Cambridge and I have a lot in common. We were both growing when we met. I was eight when I became a part of my Cambridge family. I went to an all girls school for almost half of my life and, NO, I DO NOT regret it or think that I missed out on anything. Instead, I believe that these 10 years were still not enough to grab all the opportunities that were offered to me at Cambridge. Dream, Dare, Do wasn’t just a motto or a saying that I grew up listening to. It is what I am doing right now in this moment.

I dreamt of being so confident in my speech and actions, that one day I could share my opinion with thousands of people and it would matter. I dared to pursue a degree that people advised me not to, since it was “not a girls’ place to be” or it was “hard” and finally I am doing what I wanted to do. Cambridge has played a huge role in making me the young woman I am today.

There was never a time where I was discouraged or stopped to do something (unless of course it was wrong). I still remember walking up to Deepa mam and telling her that I wanted to study War and Investigative Journalism and how a lot of the people I discussed it with told me I don’t have the health or confidence of being that impactive. She sat there, right in front of me, calm like she always is and said, “don’t let what people think overpower what you believe in, my bacha”. These words have stuck by me for all these years that I’ve been away from home. Cambridge was and always will be my comfort place, where I can be myself and let my guard down.

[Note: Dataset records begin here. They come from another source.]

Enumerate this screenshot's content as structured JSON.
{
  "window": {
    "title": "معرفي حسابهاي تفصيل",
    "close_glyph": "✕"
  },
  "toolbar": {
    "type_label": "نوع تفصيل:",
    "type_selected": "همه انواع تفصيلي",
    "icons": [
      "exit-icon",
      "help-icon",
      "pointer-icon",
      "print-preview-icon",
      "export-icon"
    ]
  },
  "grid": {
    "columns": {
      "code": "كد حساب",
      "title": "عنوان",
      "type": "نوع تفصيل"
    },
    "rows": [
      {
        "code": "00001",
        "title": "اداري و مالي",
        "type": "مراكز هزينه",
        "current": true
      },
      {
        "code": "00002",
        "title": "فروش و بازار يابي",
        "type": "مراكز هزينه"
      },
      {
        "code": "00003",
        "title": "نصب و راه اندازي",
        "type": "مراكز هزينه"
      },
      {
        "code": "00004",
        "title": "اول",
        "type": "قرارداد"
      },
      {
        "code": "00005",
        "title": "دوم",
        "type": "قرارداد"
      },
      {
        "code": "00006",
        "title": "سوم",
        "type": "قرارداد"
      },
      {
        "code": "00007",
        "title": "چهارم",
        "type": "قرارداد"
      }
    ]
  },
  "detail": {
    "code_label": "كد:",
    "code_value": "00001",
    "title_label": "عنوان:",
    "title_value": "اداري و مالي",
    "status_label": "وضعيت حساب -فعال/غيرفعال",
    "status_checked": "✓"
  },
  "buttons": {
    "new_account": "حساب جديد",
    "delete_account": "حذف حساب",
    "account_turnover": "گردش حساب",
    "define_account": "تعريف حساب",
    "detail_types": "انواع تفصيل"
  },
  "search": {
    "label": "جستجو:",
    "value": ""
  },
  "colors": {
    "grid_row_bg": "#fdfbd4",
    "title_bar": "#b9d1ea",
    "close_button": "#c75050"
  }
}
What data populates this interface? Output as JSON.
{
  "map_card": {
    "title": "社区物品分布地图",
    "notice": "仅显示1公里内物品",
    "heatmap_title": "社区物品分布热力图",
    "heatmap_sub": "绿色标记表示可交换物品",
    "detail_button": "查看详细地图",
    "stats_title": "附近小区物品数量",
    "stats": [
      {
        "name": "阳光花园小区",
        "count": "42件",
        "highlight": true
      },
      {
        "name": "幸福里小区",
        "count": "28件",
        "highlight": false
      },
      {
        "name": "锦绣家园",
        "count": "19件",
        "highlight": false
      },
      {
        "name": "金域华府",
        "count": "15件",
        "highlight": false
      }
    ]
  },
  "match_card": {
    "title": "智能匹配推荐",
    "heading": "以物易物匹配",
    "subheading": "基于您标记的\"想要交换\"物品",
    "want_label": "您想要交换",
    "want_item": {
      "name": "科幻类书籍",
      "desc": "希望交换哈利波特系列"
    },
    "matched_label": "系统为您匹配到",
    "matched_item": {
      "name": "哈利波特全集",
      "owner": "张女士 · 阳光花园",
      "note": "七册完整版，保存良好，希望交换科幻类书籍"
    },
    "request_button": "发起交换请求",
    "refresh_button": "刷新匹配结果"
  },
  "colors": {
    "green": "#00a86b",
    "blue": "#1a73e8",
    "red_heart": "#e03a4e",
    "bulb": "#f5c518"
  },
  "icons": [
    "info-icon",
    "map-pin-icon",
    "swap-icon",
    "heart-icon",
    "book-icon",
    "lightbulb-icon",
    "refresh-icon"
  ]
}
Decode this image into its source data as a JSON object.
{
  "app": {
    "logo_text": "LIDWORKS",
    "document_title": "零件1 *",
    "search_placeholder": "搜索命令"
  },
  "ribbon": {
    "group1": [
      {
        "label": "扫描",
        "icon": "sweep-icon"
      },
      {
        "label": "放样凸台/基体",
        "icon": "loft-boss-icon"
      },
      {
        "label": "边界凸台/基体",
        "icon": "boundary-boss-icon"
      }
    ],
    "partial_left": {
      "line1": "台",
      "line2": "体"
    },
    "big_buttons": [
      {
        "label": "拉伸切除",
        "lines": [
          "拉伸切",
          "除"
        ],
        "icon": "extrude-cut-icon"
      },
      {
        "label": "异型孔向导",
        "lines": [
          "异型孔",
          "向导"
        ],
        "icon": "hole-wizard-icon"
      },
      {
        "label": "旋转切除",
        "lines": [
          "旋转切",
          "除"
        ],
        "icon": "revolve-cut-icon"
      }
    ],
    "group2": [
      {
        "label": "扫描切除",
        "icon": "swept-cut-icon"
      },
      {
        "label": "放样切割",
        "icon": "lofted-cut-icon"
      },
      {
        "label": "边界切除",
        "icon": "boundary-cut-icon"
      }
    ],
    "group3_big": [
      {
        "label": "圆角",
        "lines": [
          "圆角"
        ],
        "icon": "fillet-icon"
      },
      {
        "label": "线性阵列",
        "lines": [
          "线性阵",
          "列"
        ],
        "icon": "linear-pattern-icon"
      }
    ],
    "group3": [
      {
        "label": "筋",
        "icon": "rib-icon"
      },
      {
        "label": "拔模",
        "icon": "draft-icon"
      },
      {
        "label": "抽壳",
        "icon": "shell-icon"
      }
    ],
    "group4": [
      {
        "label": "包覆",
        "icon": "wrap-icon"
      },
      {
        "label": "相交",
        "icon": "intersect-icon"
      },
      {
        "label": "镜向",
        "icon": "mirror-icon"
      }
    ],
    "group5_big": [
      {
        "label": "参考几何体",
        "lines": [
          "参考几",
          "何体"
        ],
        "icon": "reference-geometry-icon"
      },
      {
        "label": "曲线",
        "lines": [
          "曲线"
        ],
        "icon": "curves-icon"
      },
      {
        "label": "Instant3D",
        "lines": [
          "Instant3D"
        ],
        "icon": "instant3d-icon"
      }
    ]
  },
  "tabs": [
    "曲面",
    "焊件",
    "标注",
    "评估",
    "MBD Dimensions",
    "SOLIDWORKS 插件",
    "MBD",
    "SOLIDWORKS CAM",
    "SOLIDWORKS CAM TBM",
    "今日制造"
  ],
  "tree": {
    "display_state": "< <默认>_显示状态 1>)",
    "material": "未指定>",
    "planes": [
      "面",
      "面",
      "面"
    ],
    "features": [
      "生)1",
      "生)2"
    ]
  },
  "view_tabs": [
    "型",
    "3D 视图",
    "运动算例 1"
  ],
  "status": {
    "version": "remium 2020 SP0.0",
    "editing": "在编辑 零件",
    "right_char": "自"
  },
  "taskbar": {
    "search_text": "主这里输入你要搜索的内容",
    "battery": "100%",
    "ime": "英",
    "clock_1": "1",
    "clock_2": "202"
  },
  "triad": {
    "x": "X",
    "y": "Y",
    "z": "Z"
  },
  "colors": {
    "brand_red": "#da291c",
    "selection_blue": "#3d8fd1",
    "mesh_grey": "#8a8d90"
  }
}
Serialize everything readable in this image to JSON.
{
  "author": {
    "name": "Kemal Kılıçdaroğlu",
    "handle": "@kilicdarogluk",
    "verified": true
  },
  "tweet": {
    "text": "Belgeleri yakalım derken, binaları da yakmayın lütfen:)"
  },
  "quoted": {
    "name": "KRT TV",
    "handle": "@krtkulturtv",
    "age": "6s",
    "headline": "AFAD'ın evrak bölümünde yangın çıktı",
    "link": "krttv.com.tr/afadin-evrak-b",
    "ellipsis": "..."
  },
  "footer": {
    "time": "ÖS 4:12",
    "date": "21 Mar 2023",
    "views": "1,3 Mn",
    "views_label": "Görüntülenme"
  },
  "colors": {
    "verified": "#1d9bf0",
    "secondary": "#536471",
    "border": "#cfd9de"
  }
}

Being Cambridge Alumni is an honour in itself. I joined Cambridge as a baby, I grew up with it. I’m 21 years old today and it is remarkable that nothing has changed. The love, trust, respect and friendship that I still share with my teachers is so precious that I would go beyond and over my capabilities to keep it that way for the remainder of my life. The world implied time and again that we belonged to a weaker gender and yet the irony is I felt at my strongest when I looked at all the beautiful girls building a life they wanted. I am brave, independent and my voice makes a difference, does that sound like weak to you?